Add to that my recent travels around England and the uber cool homes I visited that were orderly and charming and not teeming with way too much anything (the exception being the hairbrush collection in Clederscroft B&B in Cornwall and a neighbouring tearoom that had dozens upon dozens and dozens and dozens of tea cups - NOT to photograph - hanging from the ceiling).
Also, it's spring. The sun is out. The air is fresh and rejuvinating and I actually feel, for a change, like organizing and cleaning.
And lastly - but perhaps most importantly - I helped my mum's friend (who will remain nameless but she's now my next-door-neighbour) move before Christmas and you wouldn't believe her rooms full of JUNK - we're talking floor to ceiling with boxes in every room, with little paths carved out between them for walking space, and that's not just because she was moving. It seriously made me question how valuable things are when you have so many that they control you and not the other way round.

So I've started a pile, in the studio, with books, hair curlers, a crimping iron, hats I haven't worn in five years, hair accessories, clothes, clothes, more clothes, little boxes, a smashed-and-glues-together-again tea set, purses, shoes, CDs, blankets, trinkets . . . in short, an accumulation of things I've been holding onto - whether through greed or sentimentality - for waaaaaaay to long.
Portrait of a Junk Pile: a detail from my collection
Time to liberate them. And me.
We're having a garage sale May 21 - me, my mum, my sister, my grandma and anyone else who's trash might be someone's treasure (Judy, perhaps??). What doesn't sell (at least of my things) will be donated to ADRA shortly after. It's not coming home.

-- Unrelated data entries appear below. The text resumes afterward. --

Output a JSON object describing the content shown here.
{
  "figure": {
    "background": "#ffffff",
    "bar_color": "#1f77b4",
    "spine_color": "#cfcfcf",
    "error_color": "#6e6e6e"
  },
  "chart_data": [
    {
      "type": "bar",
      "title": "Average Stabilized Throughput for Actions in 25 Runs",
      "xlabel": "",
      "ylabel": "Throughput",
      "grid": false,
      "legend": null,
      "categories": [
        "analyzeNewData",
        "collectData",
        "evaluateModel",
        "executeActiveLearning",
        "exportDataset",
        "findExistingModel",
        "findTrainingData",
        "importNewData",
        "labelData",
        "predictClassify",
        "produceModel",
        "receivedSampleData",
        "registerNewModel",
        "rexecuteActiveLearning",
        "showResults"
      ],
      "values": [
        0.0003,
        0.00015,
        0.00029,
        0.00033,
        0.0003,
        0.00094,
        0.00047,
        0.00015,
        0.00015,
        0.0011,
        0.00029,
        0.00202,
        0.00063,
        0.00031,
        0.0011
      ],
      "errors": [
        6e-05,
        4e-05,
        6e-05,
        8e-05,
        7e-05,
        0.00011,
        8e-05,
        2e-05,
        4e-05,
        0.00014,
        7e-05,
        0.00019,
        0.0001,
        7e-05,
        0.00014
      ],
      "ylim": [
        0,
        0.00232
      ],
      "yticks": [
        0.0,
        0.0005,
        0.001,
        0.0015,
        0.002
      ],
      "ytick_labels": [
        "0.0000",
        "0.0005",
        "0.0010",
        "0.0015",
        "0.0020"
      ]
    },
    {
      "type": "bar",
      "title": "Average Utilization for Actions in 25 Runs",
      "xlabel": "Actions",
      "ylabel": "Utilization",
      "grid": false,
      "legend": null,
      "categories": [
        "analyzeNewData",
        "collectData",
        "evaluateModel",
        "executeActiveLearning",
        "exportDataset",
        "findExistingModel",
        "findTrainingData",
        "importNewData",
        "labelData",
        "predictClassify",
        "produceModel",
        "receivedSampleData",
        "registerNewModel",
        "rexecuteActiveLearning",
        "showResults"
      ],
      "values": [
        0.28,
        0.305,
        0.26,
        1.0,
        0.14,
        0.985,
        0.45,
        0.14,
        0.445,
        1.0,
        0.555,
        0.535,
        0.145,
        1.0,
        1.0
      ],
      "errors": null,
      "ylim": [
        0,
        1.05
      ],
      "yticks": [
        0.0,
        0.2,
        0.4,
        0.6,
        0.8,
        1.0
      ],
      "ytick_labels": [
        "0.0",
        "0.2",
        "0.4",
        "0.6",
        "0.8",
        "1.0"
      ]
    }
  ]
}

And now, before I start again, I want to ask myself, why? Why do I hold onto these things? Little scraps of paper, a
theatre ticket, a newspaper clipping, an old pair of shoes worn someplace interesting? They're not the memory itself, but to venerate them by holding on when what you really need is some space ... it really is a kind of madness. Like a little squirrel collecting way more nuts than it will ever eat, just because it can. It's a gluttony of a different sort. And I think I'm ready for a material diet.
The problem is, it's after it's all gone that you suddenly need just exactly the pair of shoes you just sold because they're the only ones that would go with a new dress. Or, after not needing a wrench for the seven years I've lived here, the week after someone else buys it is when I'll have some sort of emergency that that wrench could have helped me out of. It never fails. But I'm going to risk it. I'll buy another wrench, if the situation warrents. For now, Everything! Must! Goooo!
I'll let you know how well it goes.
2 comments:
One junk pile to be replaced by another when all my paints, brushes and canvases come over!
May my husband read this and convert to your religion, and may this tale encourage me towards even more ruthless purgings of my own pointless possessions. You are my heroine.